I’d never considered myself particularly “into politics.” I grew up in a house where my parents were on complete opposite sides of the aisle: politics and religion were never discussed. For most of my life I actually thought it was rude to discuss them. I later learned not discussing something doesn’t do anyone any favors.
Gen X has been panned for being apathetic in the past. In 1999 Ted Halstead at The Atlantic noted that Gen Xers “appear to have enshrined political apathy as a way of life. Maybe it’s because we’ve had few world events to galvanize us. Most of us were too young to have strong feelings about Vietnam and the Cold War was a nebulous threat.
We were latch-key kids who learned to swallow our feelings. “Whatever” was our mantra and it was pervasive.
When my two daughters entered their teen years, their worldview widened on social media and in real life- so did mine. I was paying attention to how they saw the world which really made me take notice of how I saw the world.
And in 2016 I watched my girls watch this country elect a man to the presidency who made fun of a disabled journalist, who had nearly 20 allegations of sexual assault attached to his name, who’d cheated on his wives, who made a point to attack women in powerful positions based on their gender or looks, and because he was a celebrity, said he could just grab women by the p___y.
Is that who we are?
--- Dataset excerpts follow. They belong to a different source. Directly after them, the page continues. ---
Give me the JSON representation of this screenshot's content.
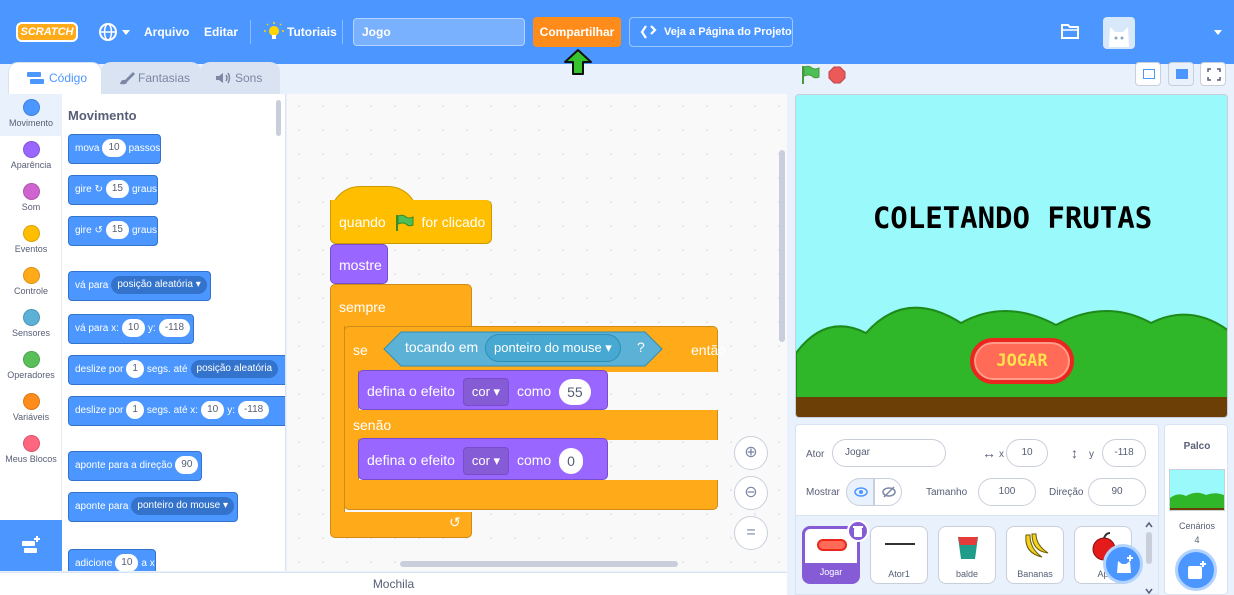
{
  "menubar": {
    "logo_text": "SCRATCH",
    "file_label": "Arquivo",
    "edit_label": "Editar",
    "tutorials_label": "Tutoriais",
    "project_title": "Jogo",
    "share_label": "Compartilhar",
    "project_page_label": "Veja a Página do Projeto"
  },
  "tabs": {
    "code": "Código",
    "costumes": "Fantasias",
    "sounds": "Sons"
  },
  "categories": [
    {
      "label": "Movimento",
      "color": "#4c97ff"
    },
    {
      "label": "Aparência",
      "color": "#9966ff"
    },
    {
      "label": "Som",
      "color": "#cf63cf"
    },
    {
      "label": "Eventos",
      "color": "#ffbf00"
    },
    {
      "label": "Controle",
      "color": "#ffab19"
    },
    {
      "label": "Sensores",
      "color": "#5cb1d6"
    },
    {
      "label": "Operadores",
      "color": "#59c059"
    },
    {
      "label": "Variáveis",
      "color": "#ff8c1a"
    },
    {
      "label": "Meus Blocos",
      "color": "#ff6680"
    }
  ],
  "palette": {
    "title": "Movimento",
    "move": {
      "text": "mova",
      "value": "10",
      "suffix": "passos"
    },
    "turn_right": {
      "text": "gire",
      "value": "15",
      "suffix": "graus"
    },
    "turn_left": {
      "text": "gire",
      "value": "15",
      "suffix": "graus"
    },
    "goto": {
      "text": "vá para",
      "option": "posição aleatória"
    },
    "goto_xy": {
      "text": "vá para x:",
      "x": "10",
      "ylabel": "y:",
      "y": "-118"
    },
    "glide": {
      "text": "deslize por",
      "value": "1",
      "mid": "segs. até",
      "option": "posição aleatória"
    },
    "glide_xy": {
      "text": "deslize por",
      "value": "1",
      "mid": "segs. até x:",
      "x": "10",
      "ylabel": "y:",
      "y": "-118"
    },
    "point_dir": {
      "text": "aponte para a direção",
      "value": "90"
    },
    "point_to": {
      "text": "aponte para",
      "option": "ponteiro do mouse"
    },
    "change_x": {
      "text": "adicione",
      "value": "10",
      "suffix": "a x"
    }
  },
  "script": {
    "hat": {
      "before": "quando",
      "after": "for clicado"
    },
    "show": "mostre",
    "forever": "sempre",
    "if_label": "se",
    "touching": {
      "text": "tocando em",
      "option": "ponteiro do mouse",
      "q": "?"
    },
    "then": "então",
    "set_effect_1": {
      "text": "defina o efeito",
      "option": "cor",
      "mid": "como",
      "value": "55"
    },
    "else_label": "senão",
    "set_effect_2": {
      "text": "defina o efeito",
      "option": "cor",
      "mid": "como",
      "value": "0"
    }
  },
  "backpack": "Mochila",
  "stage": {
    "game_title": "COLETANDO FRUTAS",
    "play_button": "JOGAR"
  },
  "sprite_info": {
    "sprite_label": "Ator",
    "sprite_name": "Jogar",
    "x_label": "x",
    "x": "10",
    "y_label": "y",
    "y": "-118",
    "show_label": "Mostrar",
    "size_label": "Tamanho",
    "size": "100",
    "direction_label": "Direção",
    "direction": "90"
  },
  "sprites": [
    {
      "name": "Jogar"
    },
    {
      "name": "Ator1"
    },
    {
      "name": "balde"
    },
    {
      "name": "Bananas"
    },
    {
      "name": "Ap"
    }
  ],
  "stage_target": {
    "title": "Palco",
    "backdrops_label": "Cenários",
    "backdrop_count": "4"
  }
}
Is that the example we want to set for our kids, for the next generation?
We are our children’s first influencers and that is a great and grave responsibility. I don’t want to pass apathy on to them and I don’t want that to be the example I set or how I live my life.
Our children listen to what we say even when we think they’re ignoring us. And they sure as hell are paying attention to what we do, how we behave and how we treat others, online and in person.
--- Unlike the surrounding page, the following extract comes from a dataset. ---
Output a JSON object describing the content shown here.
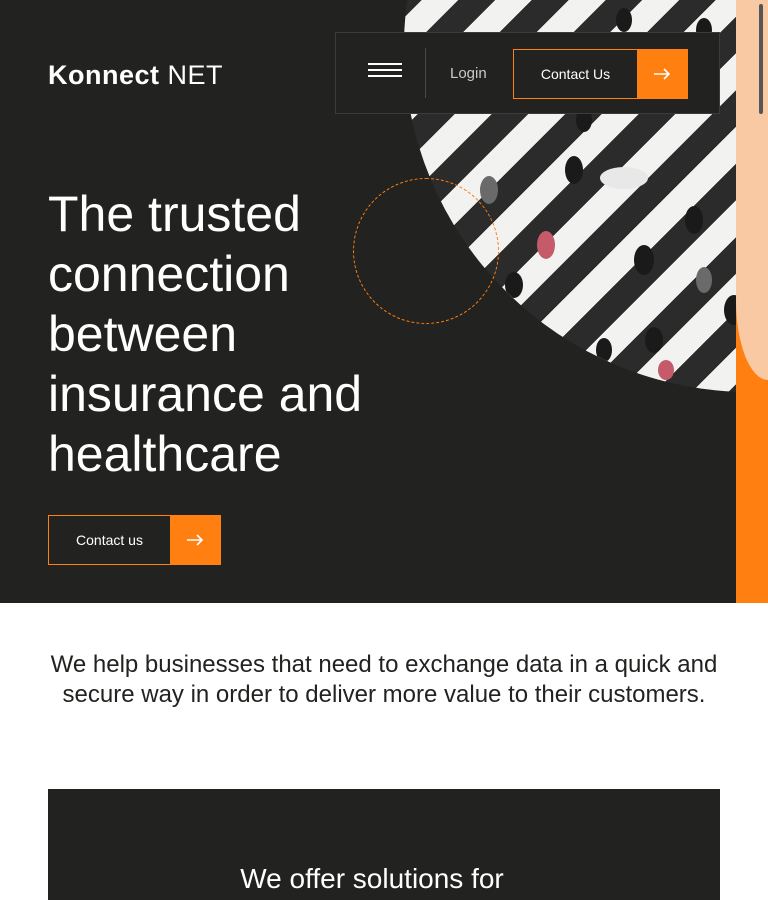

According to the Pew Research Center, voter turnout for the 2020 election was the highest rate for any national election since 1900. About 66% of the voting-eligible population turned out to vote.
Pause here. Let that number sink in. 66%.
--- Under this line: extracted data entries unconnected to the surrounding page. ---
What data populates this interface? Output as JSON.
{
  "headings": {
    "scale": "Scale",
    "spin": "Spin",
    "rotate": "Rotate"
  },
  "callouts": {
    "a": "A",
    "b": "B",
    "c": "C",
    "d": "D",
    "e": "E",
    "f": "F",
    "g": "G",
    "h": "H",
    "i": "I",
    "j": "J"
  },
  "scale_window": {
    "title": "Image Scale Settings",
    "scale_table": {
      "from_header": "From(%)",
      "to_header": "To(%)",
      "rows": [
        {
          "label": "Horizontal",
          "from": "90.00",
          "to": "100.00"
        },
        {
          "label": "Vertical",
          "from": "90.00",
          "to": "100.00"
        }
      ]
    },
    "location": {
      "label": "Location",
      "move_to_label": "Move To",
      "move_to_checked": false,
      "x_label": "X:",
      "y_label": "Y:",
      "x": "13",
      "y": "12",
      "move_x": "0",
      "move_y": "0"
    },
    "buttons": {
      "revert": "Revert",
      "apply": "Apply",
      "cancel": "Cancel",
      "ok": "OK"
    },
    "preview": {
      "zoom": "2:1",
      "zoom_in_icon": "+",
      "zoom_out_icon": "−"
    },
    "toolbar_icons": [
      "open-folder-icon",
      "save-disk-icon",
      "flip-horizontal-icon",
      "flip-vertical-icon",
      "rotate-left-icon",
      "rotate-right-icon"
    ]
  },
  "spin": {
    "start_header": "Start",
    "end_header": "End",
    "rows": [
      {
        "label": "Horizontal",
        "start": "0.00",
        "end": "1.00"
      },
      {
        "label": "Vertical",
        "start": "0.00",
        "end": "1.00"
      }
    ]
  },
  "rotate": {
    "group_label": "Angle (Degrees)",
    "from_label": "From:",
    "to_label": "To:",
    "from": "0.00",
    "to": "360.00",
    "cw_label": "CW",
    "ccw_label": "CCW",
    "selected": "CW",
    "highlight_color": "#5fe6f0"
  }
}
According to a Census Bureau survey, Americans cited these reasons for not voting::
- Not interested: 18%
- Illness, disability, Covid concerns: 17%
- Too busy, forgot: 17%
- Didn’t like candidates, campaign issues: 15%
Let’s pause again. (Go ahead and reread those.)
18% of eligible voters didn’t vote because they “weren’t interested”? That’s some serious Gen X level apathy right there. And this country has reached a point where we can’t afford to not care.
I am just one Mom, one eligible voter.
But we should all give a damn because we all need clean air and clean water. And don’t we all want the freedom to love whom we love, to marry or not to marry? To have kids or not to have kids? To go to a church we choose or NOT to go to a church at all?
In other words, to live and let live.
We have the power to do something about the things we care about. Imagine if we had 100% voter turnout? Then we’d truly be able to elect leaders that represent everyone, and because we all turn out, we can hold them accountable.
The best example I can set is to use my voice, my time and my resources to effect positive change- and teach my kids to do the same. Sometimes that’s by volunteering, sometimes it’s by learning something new, sometimes it’s by connecting with new people. When the polls open in November, I’ll do that by burying my Gen X apathy under my compost pile in the backyard.
And when my youngest turns 18 in a couple of years, I’ll pull out my laptop again and register some more young people to vote.